Developed versus developing nations

Developed versus developing nations

Under the United Nations Framework Convention on Climate Change, developed countries—or Annex I countries—are required to maintain national greenhouse gas inventories, and to report annual emissions of greenhouse gases.

Developed nations are also required to cut overall emissions of greenhouse gases by an average of 5.2 per cent below 1990 levels over the first commitment period 2008–2012.

Annex I countries—comprising 40 countries and EU member states—have an obligation:
to adopt national policies and take corresponding measures on the mitigation of climate change, by limiting its anthropogenic emissions of greenhouse gases and protecting and enhancing its greenhouse gas sinks and reservoirs. [This will indicate] that developed countries are taking the lead in modifying longer-term trends in anthropogenic emissions consistent with the objective of the Convention.

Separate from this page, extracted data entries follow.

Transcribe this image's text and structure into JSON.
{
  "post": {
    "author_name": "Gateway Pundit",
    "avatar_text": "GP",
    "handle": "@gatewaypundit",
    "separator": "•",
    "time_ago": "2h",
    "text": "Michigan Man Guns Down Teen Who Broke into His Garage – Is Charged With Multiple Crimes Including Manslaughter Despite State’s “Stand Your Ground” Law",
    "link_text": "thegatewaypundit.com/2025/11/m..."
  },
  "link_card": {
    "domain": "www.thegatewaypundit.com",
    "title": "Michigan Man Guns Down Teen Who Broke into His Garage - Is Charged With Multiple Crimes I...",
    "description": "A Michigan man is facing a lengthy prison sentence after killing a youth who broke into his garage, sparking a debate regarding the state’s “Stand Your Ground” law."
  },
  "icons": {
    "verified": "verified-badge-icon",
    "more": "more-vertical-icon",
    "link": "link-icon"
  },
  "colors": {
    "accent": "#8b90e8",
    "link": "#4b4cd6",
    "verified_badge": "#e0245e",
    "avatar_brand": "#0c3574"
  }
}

Annex II countries—23 countries including Australia plus the 27 EU member states—are those industrialised nations that have agreed to pay for some of the costs developing countries face in adapting to climate change. This may include the transfer of clean technologies and resources, as well as providing economic incentives to the developing countries adapting to climate change, and other measures.

Developing countries are encouraged under the Convention to maintain national inventories of greenhouse gas emissions. These countries may volunteer to become Annex I countries when they have achieved significant levels of industrial development. Developing countries under the Convention do not have legally binding emissions targets to compensate for their economic development vis-à-vis developed states.